兄さんがたばこを吸っておりますのでご注意ください。必然的に未来設定。
エドウィンですがウィンリィさんは出てきません…































「兄さんって煙草吸ってたっけ?」

アルフォンスは部屋に入った瞬間苦笑いした。

「あ?」

不機嫌そうに眉をひそめて長い金の髪を乱しているのはエドワード。
言葉を放ったついでに煙草を灰皿へ潰しこむ。机座って紙に数式を書きながら、弟に目線も送らない。

「だから、それ」

アルフォンスが指を指したのは、空気が動かず煙がもよもよと漂うエドワードの辺り。

「・・・別に」

アルフォンスはため息をつきながら核心を突く。

「ウィンリィはどこ行ったの?」

エドワードは一瞬だけ体を強張らせて、ペンが止まる。
しかしそれを、なんでもないかのように取り繕おうとする。

「しらねーよ」

相変わらずな上に嫌なところだけ大人になってしまった兄に、年月を感じながらアルフォンスは机へと近寄った。
苦い匂いが鼻につく。ふと、ハボックはこんな匂いをしていたのだろうかなんて思う。そして淀んだ顔を覗き込んだ。

「謝ればいいのに」

澄んだ鈍い金の眼に見つめられてエドワードはバツの悪そうな顔になる。

「ほっとけ」

このままウィンリィの話をしても、兄はつっぱるだけだとアルフォンスは確信する。
前からそうだったのだが、彼女と兄がきちんと恋仲になってからはもっと酷くなった。
弟から幼馴染…いや、自分の彼女のことを言われることに若干の引っかかりがあるのかなんだか知らないが、要は兄の独占欲と言ったところなのか。




「体に悪いよ、それ」

そう言って煙草についての感想を言って話題を変えてみる。

「…いつもは吸ってねーよ」

「ウィンリィと喧嘩してむしゃくしゃしたときだけ?」
言ってアルフォンスは、しまったと思う。せっかく変えた話題は結局戻ってしまった。
まあ、兄の問題が今はそこにしかないのだからしょうがないと言えばそれまでだが。
思った通りすごい形相の兄がこちらを睨んでいた。

「・・・。お前な」

いつまでたっても子どもである兄に頭を抱えたくなった。

「今回は兄さんが悪いと思う」

「なんでそんなこと……」

「んーなんとなく。悪かったなって顔に書いてるから」

はっとした表情の後、少しだけ顔がいつものように戻ってきたエドワード。頭を掻き毟り深呼吸する。





やっとアルフォンスの方へ顔をしっかりと向け、元気がないながらも唇をニッと上げる。それにアルフォンスは安堵した。
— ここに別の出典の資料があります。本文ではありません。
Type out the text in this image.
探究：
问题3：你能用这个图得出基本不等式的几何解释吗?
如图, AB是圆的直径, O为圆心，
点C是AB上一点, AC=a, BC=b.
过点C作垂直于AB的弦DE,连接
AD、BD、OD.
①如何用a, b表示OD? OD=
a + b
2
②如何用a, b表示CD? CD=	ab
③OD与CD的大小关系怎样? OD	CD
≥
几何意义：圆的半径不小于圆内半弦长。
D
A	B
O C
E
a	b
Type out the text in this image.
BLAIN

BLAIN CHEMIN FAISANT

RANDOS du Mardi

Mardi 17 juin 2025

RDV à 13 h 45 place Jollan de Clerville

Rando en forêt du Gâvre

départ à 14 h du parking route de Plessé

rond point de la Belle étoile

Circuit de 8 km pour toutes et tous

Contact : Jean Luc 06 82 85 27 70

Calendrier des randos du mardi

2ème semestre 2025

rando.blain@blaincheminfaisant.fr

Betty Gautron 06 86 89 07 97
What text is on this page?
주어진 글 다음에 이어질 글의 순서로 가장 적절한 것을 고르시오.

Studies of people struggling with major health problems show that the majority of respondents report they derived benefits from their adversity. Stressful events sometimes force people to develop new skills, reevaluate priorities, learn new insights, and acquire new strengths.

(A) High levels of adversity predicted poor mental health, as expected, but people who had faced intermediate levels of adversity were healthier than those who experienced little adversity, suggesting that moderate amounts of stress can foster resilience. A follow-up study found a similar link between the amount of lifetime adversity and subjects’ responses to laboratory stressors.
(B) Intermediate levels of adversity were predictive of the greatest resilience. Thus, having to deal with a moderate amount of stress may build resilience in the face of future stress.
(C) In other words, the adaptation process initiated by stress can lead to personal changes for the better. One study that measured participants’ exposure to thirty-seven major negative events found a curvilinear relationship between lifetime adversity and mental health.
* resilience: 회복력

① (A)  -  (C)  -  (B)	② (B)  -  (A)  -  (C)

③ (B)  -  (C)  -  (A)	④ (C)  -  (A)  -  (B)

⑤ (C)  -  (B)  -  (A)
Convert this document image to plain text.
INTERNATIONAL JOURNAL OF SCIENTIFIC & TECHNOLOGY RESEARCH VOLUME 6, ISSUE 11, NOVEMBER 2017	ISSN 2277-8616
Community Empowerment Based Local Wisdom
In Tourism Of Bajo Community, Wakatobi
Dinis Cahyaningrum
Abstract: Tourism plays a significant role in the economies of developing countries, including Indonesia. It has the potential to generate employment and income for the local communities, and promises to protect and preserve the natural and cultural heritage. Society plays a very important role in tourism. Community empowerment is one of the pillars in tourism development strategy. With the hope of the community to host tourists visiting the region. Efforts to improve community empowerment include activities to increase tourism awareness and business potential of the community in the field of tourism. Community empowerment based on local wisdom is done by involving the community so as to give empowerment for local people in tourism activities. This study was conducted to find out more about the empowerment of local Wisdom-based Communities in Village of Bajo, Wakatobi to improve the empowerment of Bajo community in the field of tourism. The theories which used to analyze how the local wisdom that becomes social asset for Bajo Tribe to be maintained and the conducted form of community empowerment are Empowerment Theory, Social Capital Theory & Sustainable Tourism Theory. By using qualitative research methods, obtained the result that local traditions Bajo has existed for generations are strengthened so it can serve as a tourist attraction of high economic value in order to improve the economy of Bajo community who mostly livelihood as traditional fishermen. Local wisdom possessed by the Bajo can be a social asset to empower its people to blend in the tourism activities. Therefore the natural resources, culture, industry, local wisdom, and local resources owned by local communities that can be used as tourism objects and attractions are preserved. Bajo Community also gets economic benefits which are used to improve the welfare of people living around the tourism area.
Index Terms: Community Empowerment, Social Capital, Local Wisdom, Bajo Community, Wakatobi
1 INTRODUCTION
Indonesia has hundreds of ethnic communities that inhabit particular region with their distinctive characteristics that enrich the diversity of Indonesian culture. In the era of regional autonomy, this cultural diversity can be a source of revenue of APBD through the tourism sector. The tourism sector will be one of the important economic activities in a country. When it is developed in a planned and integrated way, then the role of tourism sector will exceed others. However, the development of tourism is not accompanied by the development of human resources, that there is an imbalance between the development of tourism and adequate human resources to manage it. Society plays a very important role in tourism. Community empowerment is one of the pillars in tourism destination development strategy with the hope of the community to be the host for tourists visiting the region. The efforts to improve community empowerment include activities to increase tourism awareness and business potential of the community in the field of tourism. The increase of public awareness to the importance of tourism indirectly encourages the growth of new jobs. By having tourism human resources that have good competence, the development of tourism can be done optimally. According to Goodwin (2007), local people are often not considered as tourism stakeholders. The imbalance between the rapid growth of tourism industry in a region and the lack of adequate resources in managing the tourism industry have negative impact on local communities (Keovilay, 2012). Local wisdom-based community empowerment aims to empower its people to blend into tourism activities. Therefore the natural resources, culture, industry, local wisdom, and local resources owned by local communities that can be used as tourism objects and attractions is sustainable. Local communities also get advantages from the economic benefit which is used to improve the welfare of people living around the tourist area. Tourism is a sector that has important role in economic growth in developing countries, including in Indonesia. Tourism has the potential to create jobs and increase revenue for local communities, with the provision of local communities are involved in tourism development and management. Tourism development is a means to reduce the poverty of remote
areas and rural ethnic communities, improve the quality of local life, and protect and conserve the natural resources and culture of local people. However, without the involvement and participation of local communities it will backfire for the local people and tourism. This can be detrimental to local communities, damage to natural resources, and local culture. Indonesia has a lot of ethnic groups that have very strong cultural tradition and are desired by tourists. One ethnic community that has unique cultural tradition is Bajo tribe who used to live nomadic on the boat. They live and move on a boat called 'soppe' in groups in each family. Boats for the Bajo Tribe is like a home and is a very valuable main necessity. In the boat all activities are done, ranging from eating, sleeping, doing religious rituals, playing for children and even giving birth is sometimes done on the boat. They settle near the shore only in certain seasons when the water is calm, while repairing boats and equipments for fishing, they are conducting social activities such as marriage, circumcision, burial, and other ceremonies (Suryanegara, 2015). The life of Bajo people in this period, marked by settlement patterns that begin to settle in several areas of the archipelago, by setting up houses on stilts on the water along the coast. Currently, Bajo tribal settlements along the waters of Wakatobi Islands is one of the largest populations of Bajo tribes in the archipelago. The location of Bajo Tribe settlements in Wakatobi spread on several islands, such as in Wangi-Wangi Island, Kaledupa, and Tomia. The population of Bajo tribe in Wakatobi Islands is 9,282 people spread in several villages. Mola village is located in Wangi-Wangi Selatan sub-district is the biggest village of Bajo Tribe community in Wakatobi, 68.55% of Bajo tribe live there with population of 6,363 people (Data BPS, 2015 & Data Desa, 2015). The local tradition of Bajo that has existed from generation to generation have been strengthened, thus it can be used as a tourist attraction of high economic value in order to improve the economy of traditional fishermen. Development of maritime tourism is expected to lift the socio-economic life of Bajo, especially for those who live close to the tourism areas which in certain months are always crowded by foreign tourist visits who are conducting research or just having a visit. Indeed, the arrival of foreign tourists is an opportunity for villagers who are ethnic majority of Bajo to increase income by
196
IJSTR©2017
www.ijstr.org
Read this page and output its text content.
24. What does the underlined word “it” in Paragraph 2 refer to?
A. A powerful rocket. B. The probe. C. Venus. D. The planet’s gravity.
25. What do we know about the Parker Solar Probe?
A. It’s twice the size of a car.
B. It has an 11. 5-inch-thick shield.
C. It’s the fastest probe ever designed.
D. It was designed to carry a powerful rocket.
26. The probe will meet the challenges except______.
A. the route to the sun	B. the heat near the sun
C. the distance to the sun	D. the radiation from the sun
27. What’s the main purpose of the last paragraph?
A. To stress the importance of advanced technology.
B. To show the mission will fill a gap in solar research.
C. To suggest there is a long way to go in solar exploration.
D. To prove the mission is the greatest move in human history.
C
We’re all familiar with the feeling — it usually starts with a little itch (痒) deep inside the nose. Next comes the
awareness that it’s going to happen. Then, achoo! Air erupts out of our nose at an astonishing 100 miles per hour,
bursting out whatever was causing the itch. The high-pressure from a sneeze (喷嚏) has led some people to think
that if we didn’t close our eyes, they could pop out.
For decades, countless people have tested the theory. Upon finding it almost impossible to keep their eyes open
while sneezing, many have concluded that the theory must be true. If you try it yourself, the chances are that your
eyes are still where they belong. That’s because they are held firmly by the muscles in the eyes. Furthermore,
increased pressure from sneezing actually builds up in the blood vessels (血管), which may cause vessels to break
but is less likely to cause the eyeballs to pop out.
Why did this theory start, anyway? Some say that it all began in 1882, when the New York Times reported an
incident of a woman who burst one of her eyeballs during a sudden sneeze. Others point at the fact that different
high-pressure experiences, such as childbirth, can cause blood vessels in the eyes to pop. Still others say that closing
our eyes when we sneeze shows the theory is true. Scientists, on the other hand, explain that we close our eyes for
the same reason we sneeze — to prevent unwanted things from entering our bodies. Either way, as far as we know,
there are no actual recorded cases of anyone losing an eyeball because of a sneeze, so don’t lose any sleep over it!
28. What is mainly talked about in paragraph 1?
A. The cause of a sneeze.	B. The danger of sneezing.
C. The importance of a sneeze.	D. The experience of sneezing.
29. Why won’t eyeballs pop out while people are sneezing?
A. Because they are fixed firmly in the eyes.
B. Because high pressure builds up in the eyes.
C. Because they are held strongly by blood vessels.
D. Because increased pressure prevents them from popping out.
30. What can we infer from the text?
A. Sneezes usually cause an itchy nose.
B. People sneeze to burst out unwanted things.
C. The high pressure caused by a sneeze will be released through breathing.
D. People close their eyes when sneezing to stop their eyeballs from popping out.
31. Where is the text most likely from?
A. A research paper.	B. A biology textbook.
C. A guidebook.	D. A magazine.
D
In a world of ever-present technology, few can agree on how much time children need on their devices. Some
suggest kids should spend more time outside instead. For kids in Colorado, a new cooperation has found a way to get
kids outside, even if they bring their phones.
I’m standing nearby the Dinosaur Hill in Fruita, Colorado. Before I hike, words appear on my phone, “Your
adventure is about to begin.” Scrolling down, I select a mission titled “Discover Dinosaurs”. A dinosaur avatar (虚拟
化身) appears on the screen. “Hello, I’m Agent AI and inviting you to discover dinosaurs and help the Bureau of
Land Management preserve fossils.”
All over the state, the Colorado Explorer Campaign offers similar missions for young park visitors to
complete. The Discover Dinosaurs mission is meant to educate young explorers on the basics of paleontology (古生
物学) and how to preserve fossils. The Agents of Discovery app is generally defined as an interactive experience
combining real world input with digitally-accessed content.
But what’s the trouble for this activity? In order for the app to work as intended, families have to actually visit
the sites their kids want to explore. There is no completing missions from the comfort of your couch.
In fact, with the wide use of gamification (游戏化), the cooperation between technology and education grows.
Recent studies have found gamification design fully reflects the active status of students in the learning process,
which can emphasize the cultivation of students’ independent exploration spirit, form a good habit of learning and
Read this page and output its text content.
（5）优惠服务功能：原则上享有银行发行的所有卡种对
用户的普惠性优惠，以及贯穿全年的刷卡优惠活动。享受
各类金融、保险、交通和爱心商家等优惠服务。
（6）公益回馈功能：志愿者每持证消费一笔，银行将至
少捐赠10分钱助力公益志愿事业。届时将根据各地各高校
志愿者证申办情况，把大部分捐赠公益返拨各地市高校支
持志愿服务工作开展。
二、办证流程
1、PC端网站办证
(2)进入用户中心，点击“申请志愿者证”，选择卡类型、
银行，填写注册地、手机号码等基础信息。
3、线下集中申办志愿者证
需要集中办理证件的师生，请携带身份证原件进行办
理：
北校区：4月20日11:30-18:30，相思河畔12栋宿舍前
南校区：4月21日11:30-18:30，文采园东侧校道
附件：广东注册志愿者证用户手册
「・・・分かってる、アル。…この仕事終わったらちゃんと謝るから」

「え、兄さんでも」

そんな悠長なこと言わずに今すぐにでもウィンリィに…と言おうとしたが、

「これ終わってないと、ゆっくり一緒にいられないからな」

大丈夫だよ、ありがとなと言われて部屋を追い出される。
謝ったら絶対にうまくいくなんて、どこから湧いてくる自信なのか。
呆れてしまいながらも、相も変わらず仲の良い兄と幼馴染になんだか嬉しくなってくるのは、やっぱり自分がアルフォンス・エルリックだからなのだろう。
本当は自分の家に来て困った顔をしていたウィンリィのことを報告してやろうとここへ来たのだが、たぶん兄にはお見通しなんだろうとさっきの笑顔をみて思った。

「ボクを巻き込むのやめてよね」

アルフォンスはそう独り言を言いながらスケジュール帳を出して、夕方からのデートの予約を確認するのだった。
 



















煙草って仕草は好きですが、煙が苦手な私にとっては関われない存在です。
吸ってる人の横通るだけで咳き込むし。嫌味みたいになって申し訳ないと思いながらも…しょうがない。
吸う吸わないは個人の自由と思いますが、友人が煙草をやめると言いながら胸ポケットに毎日入ってるのが気になってしょうがない。